La Gazette des Jeux : Pas d’annulation ni de report, mais pas de public ?

Le Premier ministre japonais Yoshihide Suga a annoncé aujourd’hui une prolongation d’un mois de l’état d’urgence face à la pandémie mis en place début janvier dans plusieurs départements du pays (dont Tokyo et sa grande banlieue) pour une durée initiale d’un mois.
Un durcissement des conditions d’accès au Japon pour les non-résidents a déjà forcé le report de plusieurs événements sportifs, dont une épreuve-test de natation synchronisée servant aussi de tournoi de qualification olympique, décalée à début mai alors qu’elle devait se tenir début mars.

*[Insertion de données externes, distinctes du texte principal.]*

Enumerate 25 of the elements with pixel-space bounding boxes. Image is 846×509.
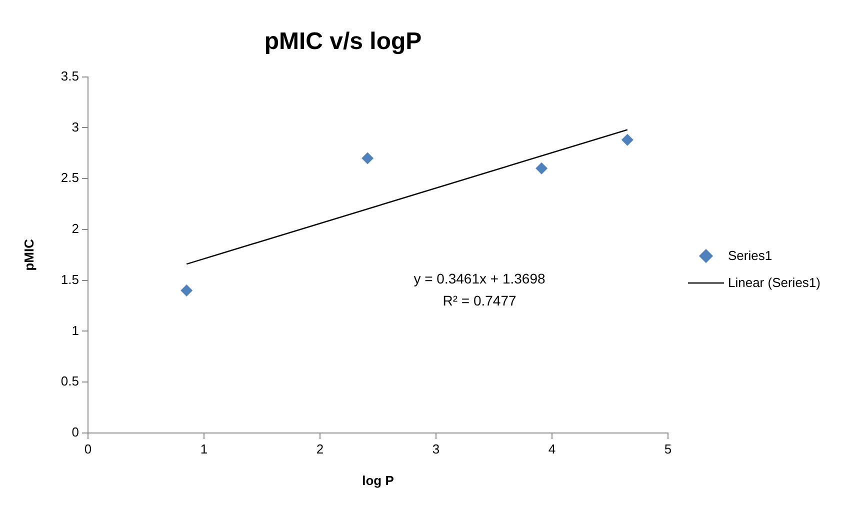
x-tick-label: 0: [84, 441, 92, 456]
annotation: y = 0.3461x + 1.3698: [414, 270, 546, 287]
y-tick-label: 2.5: [60, 170, 79, 186]
x-tick-label: 3: [432, 441, 440, 456]
point: [180, 284, 193, 297]
x-tick-label: 1: [200, 441, 208, 456]
y-tick-label: 3.5: [60, 68, 79, 84]
y-tick-label: 0: [72, 424, 79, 440]
point: [536, 162, 548, 174]
y-tick-label: 3: [72, 119, 79, 134]
x-tick-label: 4: [548, 441, 556, 456]
x-tick-label: 5: [664, 441, 672, 456]
point: [621, 134, 634, 146]
annotation: R² = 0.7477: [442, 292, 516, 309]
point: [362, 152, 374, 164]
y-tick-label: 0.5: [60, 374, 79, 389]
y-tick-label: 1.5: [60, 272, 79, 287]
y-tick-label: 1: [72, 322, 79, 338]
y-tick-label: 2: [72, 221, 79, 236]
x-axis-title: log P: [362, 472, 394, 488]
legend-label: Linear (Series1): [728, 275, 820, 290]
legend-label: Series1: [728, 248, 772, 263]
chart-title: pMIC v/s logP: [264, 28, 422, 56]
y-axis-title: pMIC: [21, 238, 36, 271]
x-tick-label: 2: [316, 441, 324, 456]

Pourtant, Yoshiro Mori, président du Comité d’organisation, a insisté lors d’une réunion entre le comité Tokyo-2020 et des responsables du Parti libéral-démocrate (PLD) au pouvoir au Japon, « Nous devons dépasser les débats sur le fait de les tenir ou pas. La question, c’est de savoir comment nous les organiserons, réfléchissons à cette occasion à un nouveau genre de Jeux olympiques ».

Si le relais de la flamme olympique à travers le Japon est lui maintenu et doit toujours débuter le 25 mars, Il n’est donc pas impossible que pour la première fois dans l’histoire, les Jeux olympiques (23 juillet au 8 août) suivis des Jeux paralympiques (24 août au 5 septembre) se déroulent sans spectateurs, ou avec un nombre très réduit.
Des associations de médecins japonais ont ainsi appelé les organisateurs à limiter le nombre de spectateurs, soulignant que le système de santé japonais a été surchargé lors de la vague d’infections en cours. Et ce alors que le Japon n’a encore autorisé aucun vaccin et ne devrait pas commencer à vacciner sa population avant au plus tôt la fin du mois de février.